Comment 21 Robin Morisset 2021-11-08 14:17:23 PST
Created attachment 443607 [details]
Patch
Comment 22 Yusuke Suzuki 2021-11-08 15:39:53 PST
Comment on attachment 443607 [details]
Patch

r=me
Comment 23 Alekandr Guryanov 2021-11-08 22:01:52 PST
(In reply to Robin Morisset from comment #20)

> I verified on the example you provided, there are exactly two functions with
> > 25k temporaries (54845 and 54856). Increasing
> --maximumTmpsForGraphColoring from 25k to 60k increased the "VAX" score on
> my machine (ToT minibrowser on an M1 MBP 2020) from about 27 to about 70.

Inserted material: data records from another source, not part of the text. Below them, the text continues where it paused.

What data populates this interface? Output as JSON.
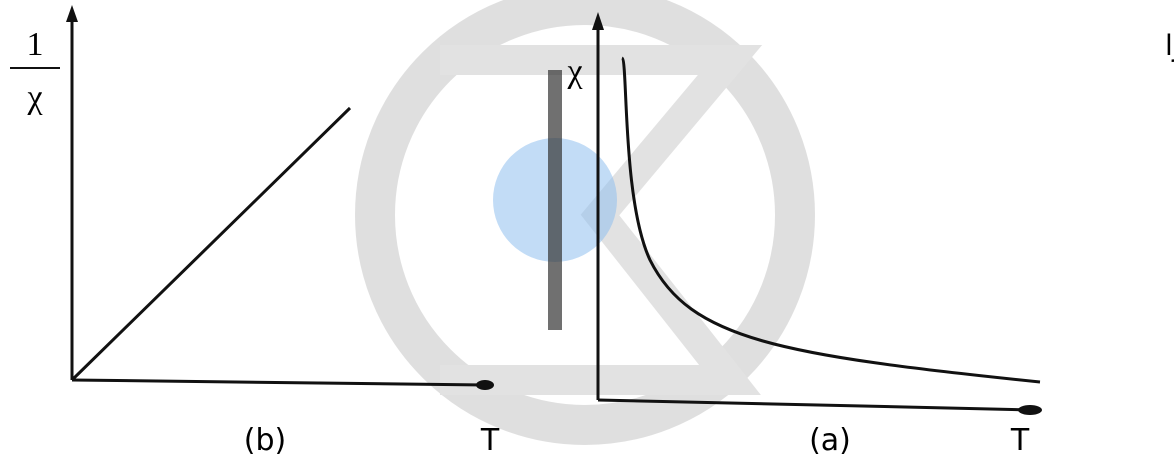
{
  "left_graph": {
    "y_label": {
      "numerator": "1",
      "denominator": "χ"
    },
    "x_label": "T",
    "caption": "(b)"
  },
  "right_graph": {
    "y_label": "χ",
    "x_label": "T",
    "caption": "(a)"
  },
  "side_text": "البارا"
}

So this also means if I split this two functions into smaller somehow (like split them) it will increase performance on same value, correct?
Comment 24 Robin Morisset 2021-11-09 13:19:11 PST
Comment on attachment 443607 [details]
Patch

Thanks Yusuke for the review.
Comment 25 Robin Morisset 2021-11-09 13:22:27 PST
(In reply to Alekandr Guryanov from comment #23)
> (In reply to Robin Morisset from comment #20)
> 
> > I verified on the example you provided, there are exactly two functions with
> > > 25k temporaries (54845 and 54856). Increasing
> > --maximumTmpsForGraphColoring from 25k to 60k increased the "VAX" score on
> > my machine (ToT minibrowser on an M1 MBP 2020) from about 27 to about 70.
> 
> So this also means if I split this two functions into smaller somehow (like
> split them) it will increase performance on same value, correct?

Correct. If you want to improve the performance on the currently shipping version of Safari, keeping these functions split should help a lot.

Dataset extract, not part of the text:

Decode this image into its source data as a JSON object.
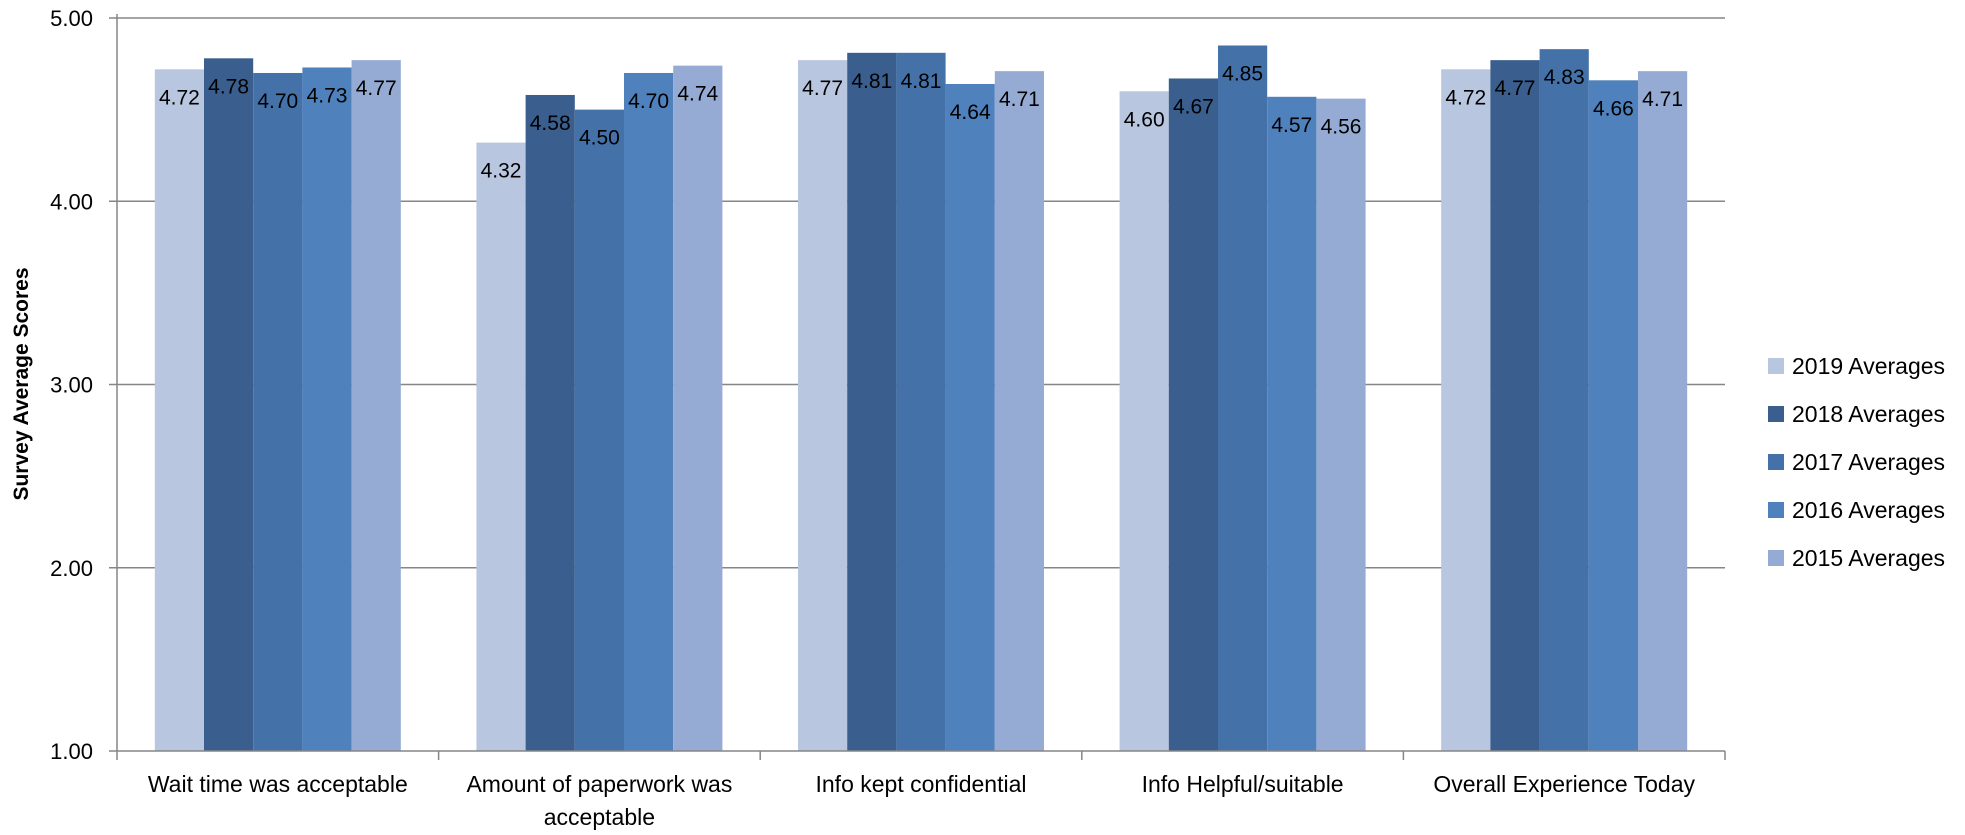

I believe these giant functions typically occur because of very aggressive inlining by LLVM/Emscripten, so preventing some of it somehow might be the easiest way to achieve this.
Comment 26 EWS 2021-11-09 13:56:14 PST
Committed r285533 (244050@main): <https://commits.webkit.org/244050@main>

All reviewed patches have been landed. Closing bug and clearing flags on attachment 443607 [details].
Comment 27 Brent Fulgham 2022-02-04 13:36:57 PST
This change should be present in STP 139, iOS 15.4 Beta, and macOS 12.3 Beta.